Background

Acute kidney injury (AKI) is a clinical sequela that can occur in both adults and pediatric populations; worldwide incidence of neonatal AKI varies from 18 to 70% and it is an important contributor to neonatal morbidity and mortality [1,2,3,4,5,6,7,8,9]. With poorly understood and minimal data on subgroup analysis by geographic region (e.g. India), it is difficult to make any conclusions on specific regional associations causing neonates to develop AKI [9, 10]. Independent predictors of survival commonly associated with AKI include increased morbidities, a greater length of stay in the NICU, and increased mortality across neonates overall [2]. Hence, there is a compelling need to stratify these “at risk neonates”.

Neonate-specific scoring systems quantifying illness severity with mortality risk exist in the forms of the Neonatal Therapeutic Intervention Scoring System (NTISS) [11], Score for Neonatal Acute Physiology (SNAP) [12], Transport Risk Index of Physiologic Stability (TRIPS) [13], Clinical Risk Index for Babies (CRIB) [14], and the Simplified age-weight-sex score (SAWS) [15]. However, use of these scoring systems in low- and/or middle-income countries (LMICs) is limited due to the complexity in adapting widespread application through a hospital system.
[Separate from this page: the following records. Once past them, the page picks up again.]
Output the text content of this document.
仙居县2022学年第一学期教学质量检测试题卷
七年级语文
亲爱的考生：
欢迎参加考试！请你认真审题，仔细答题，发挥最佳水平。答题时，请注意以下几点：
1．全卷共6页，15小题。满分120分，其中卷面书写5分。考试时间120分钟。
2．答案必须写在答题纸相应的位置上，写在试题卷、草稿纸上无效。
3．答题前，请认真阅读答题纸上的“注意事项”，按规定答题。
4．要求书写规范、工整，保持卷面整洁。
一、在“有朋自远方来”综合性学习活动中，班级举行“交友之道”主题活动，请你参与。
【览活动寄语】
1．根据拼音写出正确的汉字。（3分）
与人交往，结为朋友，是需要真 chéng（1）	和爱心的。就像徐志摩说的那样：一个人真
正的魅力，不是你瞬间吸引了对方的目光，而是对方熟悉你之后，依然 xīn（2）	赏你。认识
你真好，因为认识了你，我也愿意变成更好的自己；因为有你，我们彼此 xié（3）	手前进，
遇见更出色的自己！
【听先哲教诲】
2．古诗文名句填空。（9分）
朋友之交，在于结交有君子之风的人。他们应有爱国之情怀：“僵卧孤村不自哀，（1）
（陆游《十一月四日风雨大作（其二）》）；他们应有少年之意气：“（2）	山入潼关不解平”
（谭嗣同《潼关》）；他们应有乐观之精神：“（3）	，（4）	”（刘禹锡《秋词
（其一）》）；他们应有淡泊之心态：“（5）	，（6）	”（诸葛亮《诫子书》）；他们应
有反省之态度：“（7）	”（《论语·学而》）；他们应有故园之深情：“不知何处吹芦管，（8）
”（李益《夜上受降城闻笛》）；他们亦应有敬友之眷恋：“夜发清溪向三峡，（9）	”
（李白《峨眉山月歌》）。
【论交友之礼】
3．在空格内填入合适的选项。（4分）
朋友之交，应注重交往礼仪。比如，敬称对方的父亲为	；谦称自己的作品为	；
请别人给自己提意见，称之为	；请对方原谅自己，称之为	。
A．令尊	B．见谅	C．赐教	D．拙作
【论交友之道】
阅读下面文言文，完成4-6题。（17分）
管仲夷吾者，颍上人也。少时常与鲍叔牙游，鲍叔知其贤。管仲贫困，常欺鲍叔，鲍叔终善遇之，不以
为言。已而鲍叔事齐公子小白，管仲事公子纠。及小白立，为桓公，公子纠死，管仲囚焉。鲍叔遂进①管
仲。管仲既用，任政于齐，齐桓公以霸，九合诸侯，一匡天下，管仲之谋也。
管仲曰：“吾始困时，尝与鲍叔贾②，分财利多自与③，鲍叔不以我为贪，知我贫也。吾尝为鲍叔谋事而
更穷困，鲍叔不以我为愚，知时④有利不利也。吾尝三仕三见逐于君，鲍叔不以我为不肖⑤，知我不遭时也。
A recent, large multicentre study by Medvedev et al. developed and validated a score (NMR-2000) to predict the in-hospital mortality among neonates with birth weights ≤ 2000 g suitable for use in low- and middle-income countries using datasets from the United Kingdom (UK) and The Gambia [16].

Despite the significant morbidity and mortality associated with neonatal AKI, a standardized score model for stratifying the risk of neonatal AKI does not exist [17]. Scoring index systems such as the Renal Angina Index (RAI) utilise the reduction in estimated creatinine clearance, fluid balance and high-risk disease states to predict AKI in children [18,19,20]. There are a multitude of scoring systems that exist, all of which are based on valid scientific bases, but they currently lack widespread acceptance.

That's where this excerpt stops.